Entrepreneurs and other leaders struggle with this dilemma all the time. Helpfully, new research conducted by Harvard researchers and released by the National Bureau of Economic Research offers concrete guidance. 

EQ beats IQ for teamwork. 

The setup for the research was simple. The researchers recruited 255 volunteers and then evaluated them using standard tests of intelligence and personality before assigning them to work in groups to solve tricky problems. The research team then looked to see what traits among members predicted outstanding performance by the group. 

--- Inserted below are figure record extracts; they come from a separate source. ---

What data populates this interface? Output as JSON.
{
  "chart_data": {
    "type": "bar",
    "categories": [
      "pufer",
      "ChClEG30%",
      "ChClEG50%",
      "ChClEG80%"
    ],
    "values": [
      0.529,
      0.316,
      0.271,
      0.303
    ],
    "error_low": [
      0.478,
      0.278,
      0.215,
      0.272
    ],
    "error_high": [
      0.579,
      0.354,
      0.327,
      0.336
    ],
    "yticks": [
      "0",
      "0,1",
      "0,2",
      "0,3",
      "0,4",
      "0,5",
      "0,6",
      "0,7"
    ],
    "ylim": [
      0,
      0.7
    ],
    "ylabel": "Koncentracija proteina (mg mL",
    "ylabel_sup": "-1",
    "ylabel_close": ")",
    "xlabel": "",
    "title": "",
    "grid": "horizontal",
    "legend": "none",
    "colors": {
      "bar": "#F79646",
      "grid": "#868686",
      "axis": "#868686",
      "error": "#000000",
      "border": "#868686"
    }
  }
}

High IQ, it turns out, wasn't correlated with better outcomes. What was? As Sarah Todd highlighted on Quartz recently, the key variable that supercharged a group's performance was having members with particularly high emotional intelligence (EQ) as measured by a common psychological test that has subjects guess people's emotions from looking at their faces. 

Why did socially sensitive types boost performance more than big brains? The researchers found that those with high EQ were far better at keeping their teams on task and working efficiently. They also seem to motivate their team members to work more diligently when they're completing individual work. 

Studies agree: EQ is underrated.  

The bottom line here is pretty clear: When you're putting together a team, make sure you consider emotional skills as much if not more than intellectual ones. But while the takeaway is straightforward, it might meet resistance from some bosses more used to valuing the individual contributions of team members. 

If that's you, it could be helpful to know that this one study isn't an outlier. Google research found EQ matters more than IQ or technical competence for becoming a successful manager. Research out of Columbia suggests the ROI on working to improve your EQ is far higher than that for working to get smarter. And a Yale study showed those with high EQ make dramatically better decisions

So next time you've got a knotty problem to solve don't just look to the smartest people in the room. Instead, prioritize social skills when putting together your team and you're likely to see better results faster than if you just focus on IQ alone.